Belleville had always been consistent on offense. That's what vaulted him into the starting lineup toward the end of last season at DH.

His pitching took a little more time to come around. Fleener said it was just a matter of confidence.

“We didn't make a whole lot of changes,” Fleener said of Belleville's pitching technique. “I just wanted him a little bit more composed out there on the mound and having a little more confidence.”

Jansen was a key ingredient.

Belleville learned to trust his savvy catcher and let him call most of the pitches. That bond became unbreakable.

“It's great to have a good relationship with your catcher,” Belleville said. “Before the games, we would go over their hitters and see who could all hit. It was great to have a catcher like him.

“Usually, I always just said yes and trusted what he wants.”

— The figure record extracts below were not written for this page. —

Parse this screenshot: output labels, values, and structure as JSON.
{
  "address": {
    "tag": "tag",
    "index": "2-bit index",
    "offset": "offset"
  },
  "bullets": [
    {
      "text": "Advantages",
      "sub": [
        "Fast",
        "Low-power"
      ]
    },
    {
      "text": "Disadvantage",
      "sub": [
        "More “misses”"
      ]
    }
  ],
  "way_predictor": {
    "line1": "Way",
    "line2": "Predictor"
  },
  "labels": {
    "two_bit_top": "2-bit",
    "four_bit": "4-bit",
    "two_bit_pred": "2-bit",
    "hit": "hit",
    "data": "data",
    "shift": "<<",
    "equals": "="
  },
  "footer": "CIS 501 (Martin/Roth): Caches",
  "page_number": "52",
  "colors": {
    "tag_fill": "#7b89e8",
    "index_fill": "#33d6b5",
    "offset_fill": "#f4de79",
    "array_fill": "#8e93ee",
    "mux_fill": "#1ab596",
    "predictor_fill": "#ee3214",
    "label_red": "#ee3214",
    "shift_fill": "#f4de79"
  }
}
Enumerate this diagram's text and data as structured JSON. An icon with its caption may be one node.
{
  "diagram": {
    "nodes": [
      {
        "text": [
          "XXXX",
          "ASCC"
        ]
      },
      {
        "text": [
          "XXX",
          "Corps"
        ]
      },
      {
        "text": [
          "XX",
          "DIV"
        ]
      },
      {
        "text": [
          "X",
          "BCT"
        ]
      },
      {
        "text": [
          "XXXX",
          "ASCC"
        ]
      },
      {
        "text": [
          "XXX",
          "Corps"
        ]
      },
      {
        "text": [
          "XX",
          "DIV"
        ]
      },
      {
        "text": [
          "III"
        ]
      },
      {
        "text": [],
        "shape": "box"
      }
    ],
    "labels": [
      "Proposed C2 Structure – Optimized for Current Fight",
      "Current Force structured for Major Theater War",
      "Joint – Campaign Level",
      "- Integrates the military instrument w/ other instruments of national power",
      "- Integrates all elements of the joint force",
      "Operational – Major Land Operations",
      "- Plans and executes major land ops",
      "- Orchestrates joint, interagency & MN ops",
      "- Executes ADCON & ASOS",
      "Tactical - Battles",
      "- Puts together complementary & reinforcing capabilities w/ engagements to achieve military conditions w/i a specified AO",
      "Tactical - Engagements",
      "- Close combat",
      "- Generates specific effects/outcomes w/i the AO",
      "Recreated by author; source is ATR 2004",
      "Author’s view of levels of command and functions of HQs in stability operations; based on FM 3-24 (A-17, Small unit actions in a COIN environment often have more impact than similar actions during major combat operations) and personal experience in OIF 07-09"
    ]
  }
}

It wasn't a relationship that developed overnight, but by mid-season Belleville emerged alongside Eric Kremer, who also went undefeated at 8-0, at the top of the rotation.

His curveball, in particular, had more bite.

“When his hook was on, it was virtually unhittable,” Jansen said. “I can't remember when his curveball was working and anyone ever got a hit on it because it had so much sharp movement on it. It had the movement and the speed. That's a deadly combo when you're in high school.”

Belleville turned more energy toward pitching after committing to Division II Maryville University in St. Louis during the summer. He polished his technique during the fall with Fleener and then with his dad, Chet, in the garage where he rigged up a mat to throw up against during the winter.

Belleville, who is now playing his third year with the traveling Decatur Commodores, expects that's going to be his primary role in college.

“It was quite an experience,” Jansen said of Belleville. “He changed his game from last year to this year. He settled down and really threw a lot more strikes than last year. I think he really led the team by example.”